Continua a ser uma incógnita a data e os moldes em que deverá ser retomado o protocolo que vigorava entre a Ordem dos Advogados de Portugal e a Associação dos Advogados de Macau, suspenso desde 2013 e que permitia o reconhecimento recíproco para acesso ao exercício da profissão. Em entrevista ao PLATAFORMA, Jorge Neto Valente fala sobre a pouca qualidade do curso de Direito em chinês da Universidade de Macau e da ausência de mais e melhores magistrados. O presidente da Associação dos Advogados de Macau comenta também o processo atualmente em tribunal que envolve o antigo Procurador da RAEM, Ho Chio Meng. Independentemente do desfecho, Neto Valente — que também serviu de testemunha abonatória em tribunal — diz que fica a sensação de que surgiram muito poucas provas irrefutáveis.  

– Da conversa que irá ter com o bastonário da Ordem dos Advogados de Portugal, possivelmente no próximo mês, deverá resultar o retomar do protocolo entre a Ordem dos Advogados de Portugal e a Associação dos Advogados de Macau, suspenso desde 2013?

Jorge Neto Valente – Vamos falar sobre este protocolo — é um acordo em que cada parte estabelece as condições de acesso da outra. Já se viu que a maioria [em Macau] não quer fechar totalmente a porta, mas a outra maioria não quer abrir totalmente a porta. Se abrirmos a porta, com as condições económicas e a vida social que se vive hoje em Portugal, as pessoas que estão a emigrar para outro lado, julgam que vir para aqui [é fácil] — fala-se português, tem um sistema português, nada mais errado. É muito mais fácil emigrar para França do que emigrar para cá. Mais: as pessoas que queiram vir para cá ainda têm de resolver o problema da residência (…). Se são advogados, não podem estar empregados noutra coisa que não seja a profissão. Têm de garantir um ordenado mínimo porque, se ganham pouco, não conseguem aguentar-se cá e vão arranjar mais problemas. (…)

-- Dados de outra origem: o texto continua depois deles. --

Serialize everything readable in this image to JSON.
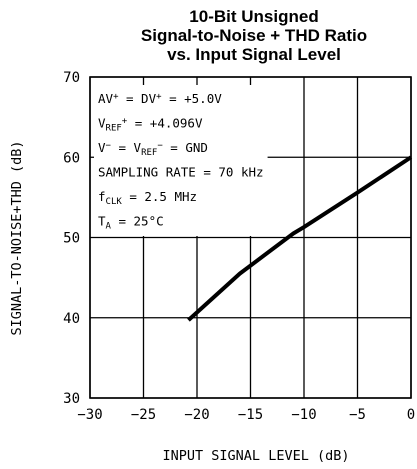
{
  "chart_data": {
    "type": "line",
    "title_lines": [
      "10-Bit Unsigned",
      "Signal-to-Noise + THD Ratio",
      "vs. Input Signal Level"
    ],
    "xlabel": "INPUT SIGNAL LEVEL (dB)",
    "ylabel": "SIGNAL-TO-NOISE+THD (dB)",
    "xlim": [
      -30,
      0
    ],
    "ylim": [
      30,
      70
    ],
    "xticks": [
      -30,
      -25,
      -20,
      -15,
      -10,
      -5,
      0
    ],
    "xtick_labels": [
      "−30",
      "−25",
      "−20",
      "−15",
      "−10",
      "−5",
      "0"
    ],
    "yticks": [
      30,
      40,
      50,
      60,
      70
    ],
    "ytick_labels": [
      "30",
      "40",
      "50",
      "60",
      "70"
    ],
    "grid": true,
    "series": [
      {
        "x": [
          -20.8,
          -16,
          -11,
          -10,
          -5,
          0
        ],
        "y": [
          39.7,
          45.5,
          50.5,
          51.3,
          55.6,
          60.0
        ]
      }
    ],
    "annotations": [
      [
        {
          "t": "AV"
        },
        {
          "t": "+",
          "s": "sup"
        },
        {
          "t": " = DV"
        },
        {
          "t": "+",
          "s": "sup"
        },
        {
          "t": " = +5.0V"
        }
      ],
      [
        {
          "t": "V"
        },
        {
          "t": "REF",
          "s": "sub"
        },
        {
          "t": "+",
          "s": "sup"
        },
        {
          "t": " = +4.096V"
        }
      ],
      [
        {
          "t": "V"
        },
        {
          "t": "−",
          "s": "sup"
        },
        {
          "t": " = V"
        },
        {
          "t": "REF",
          "s": "sub"
        },
        {
          "t": "−",
          "s": "sup"
        },
        {
          "t": " = GND"
        }
      ],
      [
        {
          "t": "SAMPLING RATE = 70 kHz"
        }
      ],
      [
        {
          "t": "f"
        },
        {
          "t": "CLK",
          "s": "sub"
        },
        {
          "t": " = 2.5 MHz"
        }
      ],
      [
        {
          "t": "T"
        },
        {
          "t": "A",
          "s": "sub"
        },
        {
          "t": " = 25°C"
        }
      ]
    ],
    "colors": {
      "line": "#000000",
      "grid": "#000000",
      "background": "#ffffff"
    }
  }
}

– Entretanto, já se passaram quatro anos desde que o protocolo foi suspenso.

J.N.V. – E é muito?

– Para quem, por exemplo, tem a ambição de vir para Macau trabalhar…

J.N.V. – O que eu gostaria era de estabelecermos as condições. Houve uma coisa que passou muito bem aqui [entre os advogados de Macau] — o numerus clausus que implica que não possam vir [para Macau] mais de 50 por cento dos que entraram no ano anterior. (…) E não pode ser mais de 10 por cento do total. Também não podem vir 37 — somos 370 — num ano. (…) E depois estabelecemos um exame. Antigamente não havia exame, havia um estágio de três meses num escritório, e isso já não é possível. Alterou-se tanto a similitude entre os dois sistemas, que é preciso mesmo aprender Direito de Macau. (…) Há muitas dissemelhanças e é indispensável que as pessoas se integrem no direito local, a começar pela Lei Básica. (…) Aqui também é preciso conhecer Direito Internacional Privado, porque Macau é muito pequena e não vive independente, vive em conexão com jurisdições vizinhas e não só, mas é preciso saber o que se passa em Hong Kong, na China [continental] (…) Não é só possibilitar às pessoas um meio de vida, é fazer com que sejam úteis à sociedade.

– Que impacto tem tido esta suspensão do protocolo? Foi uma pausa necessária?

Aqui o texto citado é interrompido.